Trotz anhaltender Coronakrise können Bund, Länder und Kommunen in den kommenden Jahren mit deutlich mehr Steuereinnahmen rechnen als zuletzt gedacht. Die Steuerschätzer gehen nach Zahlen des Finanzministeriums vom Donnerstag davon aus, dass bis 2025 rund 179 Milliarden Euro mehr in die Kassen fließen als im Mai vorhergesagt.
Seit 2020 war durch Lockdowns und die Konsumzurückhaltung der Bürger deutlich weniger Geld in die Staatskassen geflossen. Indizien dafür, dass sich die Stimmung aufhellt, sind die Konjunkturprognose der Bundesregierung und das Gutachten der „Wirtschaftsweisen“, die die Regierung beraten. Demnach kommt der Aufschwung zwar später als erwartet und nicht mehr in diesem Jahr. Ab 2022 zeige die Tendenz dann aber kräftig nach oben, sagen sie voraus.

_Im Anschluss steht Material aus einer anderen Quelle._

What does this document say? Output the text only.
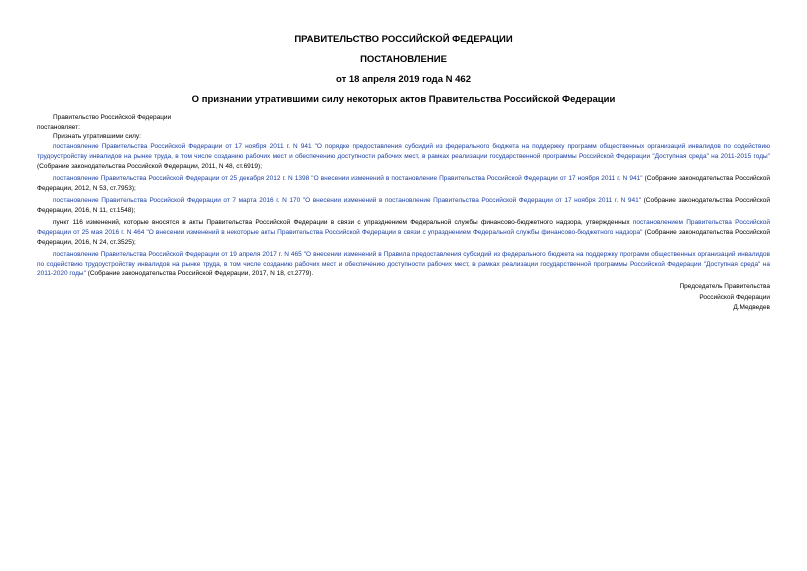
ПРАВИТЕЛЬСТВО РОССИЙСКОЙ ФЕДЕРАЦИИ
ПОСТАНОВЛЕНИЕ
от 18 апреля 2019 года N 462
О признании утратившими силу некоторых актов Правительства Российской Федерации
Правительство Российской Федерации
постановляет:
Признать утратившими силу:

постановление Правительства Российской Федерации от 17 ноября 2011 г. N 941 "О порядке предоставления субсидий из федерального бюджета на поддержку программ общественных организаций инвалидов по содействию трудоустройству инвалидов на рынке труда, в том числе созданию рабочих мест и обеспечению доступности рабочих мест, в рамках реализации государственной программы Российской Федерации "Доступная среда" на 2011-2015 годы" (Собрание законодательства Российской Федерации, 2011, N 48, ст.6919);

постановление Правительства Российской Федерации от 25 декабря 2012 г. N 1398 "О внесении изменений в постановление Правительства Российской Федерации от 17 ноября 2011 г. N 941" (Собрание законодательства Российской Федерации, 2012, N 53, ст.7953);

постановление Правительства Российской Федерации от 7 марта 2016 г. N 170 "О внесении изменений в постановление Правительства Российской Федерации от 17 ноября 2011 г. N 941" (Собрание законодательства Российской Федерации, 2016, N 11, ст.1548);

пункт 116 изменений, которые вносятся в акты Правительства Российской Федерации в связи с упразднением Федеральной службы финансово-бюджетного надзора, утвержденных постановлением Правительства Российской Федерации от 25 мая 2016 г. N 464 "О внесении изменений в некоторые акты Правительства Российской Федерации в связи с упразднением Федеральной службы финансово-бюджетного надзора" (Собрание законодательства Российской Федерации, 2016, N 24, ст.3525);

постановление Правительства Российской Федерации от 19 апреля 2017 г. N 465 "О внесении изменений в Правила предоставления субсидий из федерального бюджета на поддержку программ общественных организаций инвалидов по содействию трудоустройству инвалидов на рынке труда, в том числе созданию рабочих мест и обеспечению доступности рабочих мест, в рамках реализации государственной программы Российской Федерации "Доступная среда" на 2011-2020 годы" (Собрание законодательства Российской Федерации, 2017, N 18, ст.2779).

Председатель Правительства
Российской Федерации
Д.Медведев
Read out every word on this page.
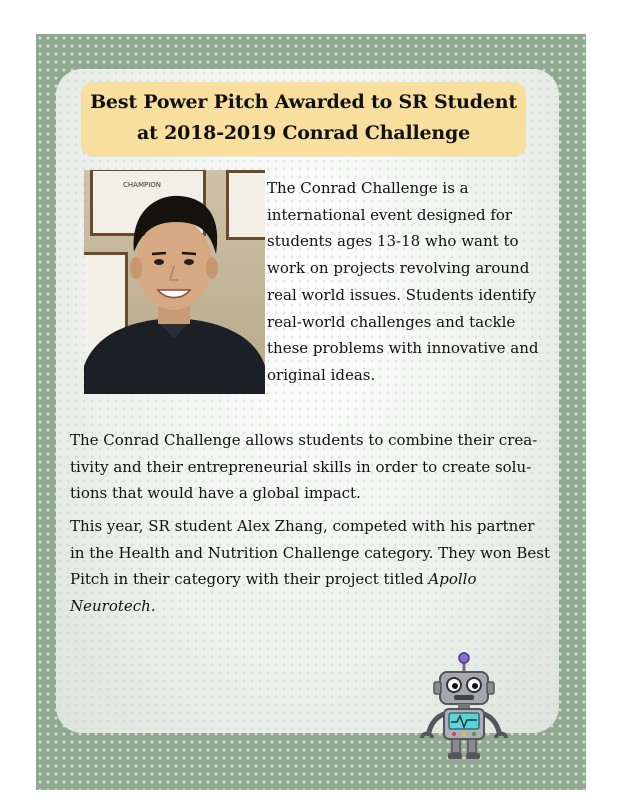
Best Power Pitch Awarded to SR Student
at 2018-2019 Conrad Challenge
CHAMPION	The Conrad Challenge is a international event designed for students ages 13-18 who want to work on projects revolving around real world issues. Students identify real-world challenges and tackle these problems with innovative and original ideas.

The Conrad Challenge allows students to combine their crea-tivity and their entrepreneurial skills in order to create solu-tions that would have a global impact.

This year, SR student Alex Zhang, competed with his partner in the Health and Nutrition Challenge category. They won Best Pitch in their category with their project titled Apollo Neurotech.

SPD, Grüne und FDP könnten damit während der laufenden Koalitionsverhandlungen neue Spielräume bekommen. Bislang stehen die Verhandler nämlich vor einem Finanzierungsproblem. Sie haben festgelegt, dass weder nennenswert Steuern erhöht noch die Schuldenbremse verändert werden soll. Zugleich wollen die Ampel-Parteien aber rund 50 Milliarden Euro mehr als bisher in Klimaschutz, Digitalisierung und Bildung stecken. Irgendwann steht außerdem die Tilgung der in der Coronakrise aufgenommenen Milliardenschulden an.
Die optimistischen Erwartungen seien für die voraussichtlichen Koalitionäre kein Grund sich auszuruhen, mahnte der Deutsche Gewerkschaftsbund (DGB). „Die konjunkturbedingt besseren Einnahmen können weder eine Kreditfinanzierung von Investitionen, noch ein gerechteres Steuersystem ersetzen“, sagte Vorstandsmitglied Stefan Körzell der Deutschen Presse-Agentur. Kleine und mittlere Einkommen müssten entlastet und Superreiche stärker in die Pflicht genommen werden. Das hatten SPD und Grüne in ihren Wahlprogrammen auch versprochen – nach den Sondierungen mit der FDP wurden Steuererhöhungen für Reichere aber ausgeschlossen.
Eine gute Nachricht sieht Körzell für die Beschäftigten der Länder in der laufenden Tarifauseinandersetzung. Die Arbeitgeber könnten sich angesichts der positiven Aussichten nicht vor einer anständigen Lohnerhöhung drücken, sagte er. Derzeit gibt es in dem Tarifstreit bereits Warnstreiks, etwa in Kliniken, Kitas und Schulen.